Similar to dyslexia and dyscalculia, dysgraphia is often misunderstood by parents and educators alike. Children with dysgraphia struggle with most aspects of the writing process, including spelling, legibility, word sizing and spacing, and dexterity.

As you might have gathered, this condition shares commonalities with dyslexia in that it is a writing difference/disorder, but there are minor differences that a clinician would be able to notice. Additionally, the presentation of symptoms may appear different.

For instance, dysgraphia is more closely associated with the act of transcribing written words, so children with this condition are likely to write more slowly than their peers and fall behind when they’re taking notes.

Early Intervention in the Classroom

Typically, dysgraphia is first noticed when a child is learning to write, so they might be diagnosed earlier in childhood than their dyslexic peers. For students with writing deficits, co-morbid learning differences/disabilities are very common, especially ADHD.

For the child without a solid support system and strategies in place, guilt and shame can become paralyzing. This is why it is so crucial to seek assistance, whether in the form of an IEP or transference into special education, as early as possible.

Strategies in Alternative Education

Voice-to-print tools, audiobooks, and one-on-one attention with a qualified educator are all strategies that we use at Lake Michigan Academy to help our students with dysgraphia succeed. These tools are especially helpful given what clinicians currently know about dysgraphia: that it is related to fine motor control issues.

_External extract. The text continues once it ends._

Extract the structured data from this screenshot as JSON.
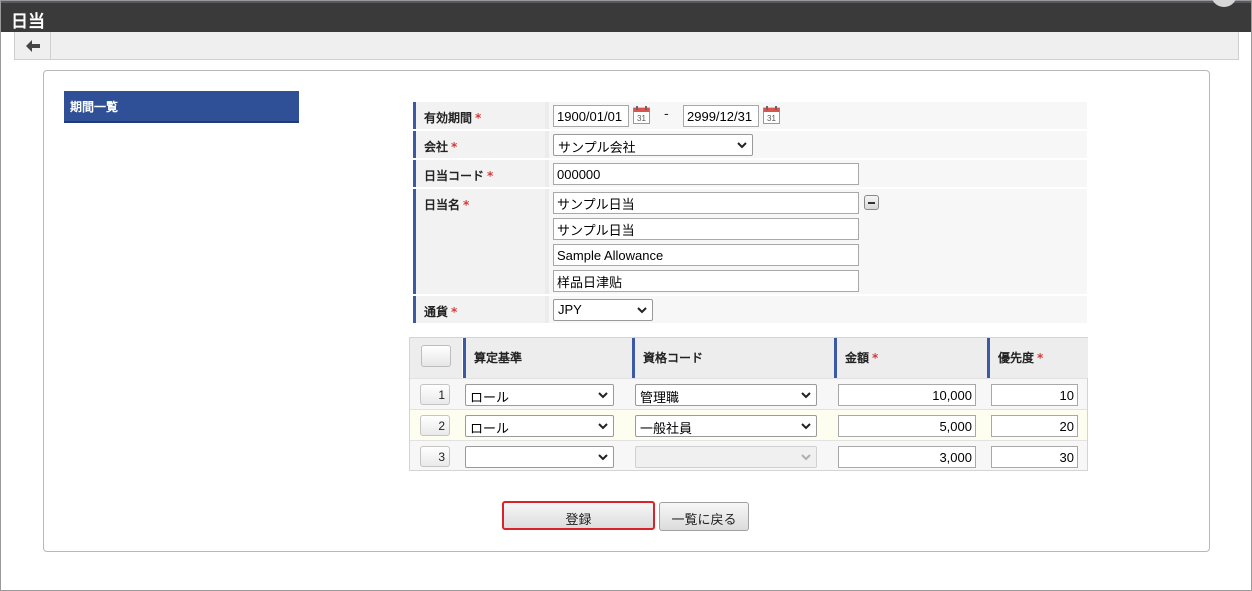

Our approach to learning is highly individualized and beneficial for our students of all ages. In fact, our students thrive in more personalized and downsized classrooms with minimal sensory overload and distractions that might exist in traditional educational settings.

It is important for parents to remember that these differences/disorders are neurological and simply an expression of neurodiversity in human beings. They are not the result of laziness or stubbornness.

While dysgraphic students may print more slowly or struggle to type on a laptop, they are not fated to struggle in the post-secondary world. Students with diverse ways of learning are capable of achieving many great things academically and socially, if they are offered the chance.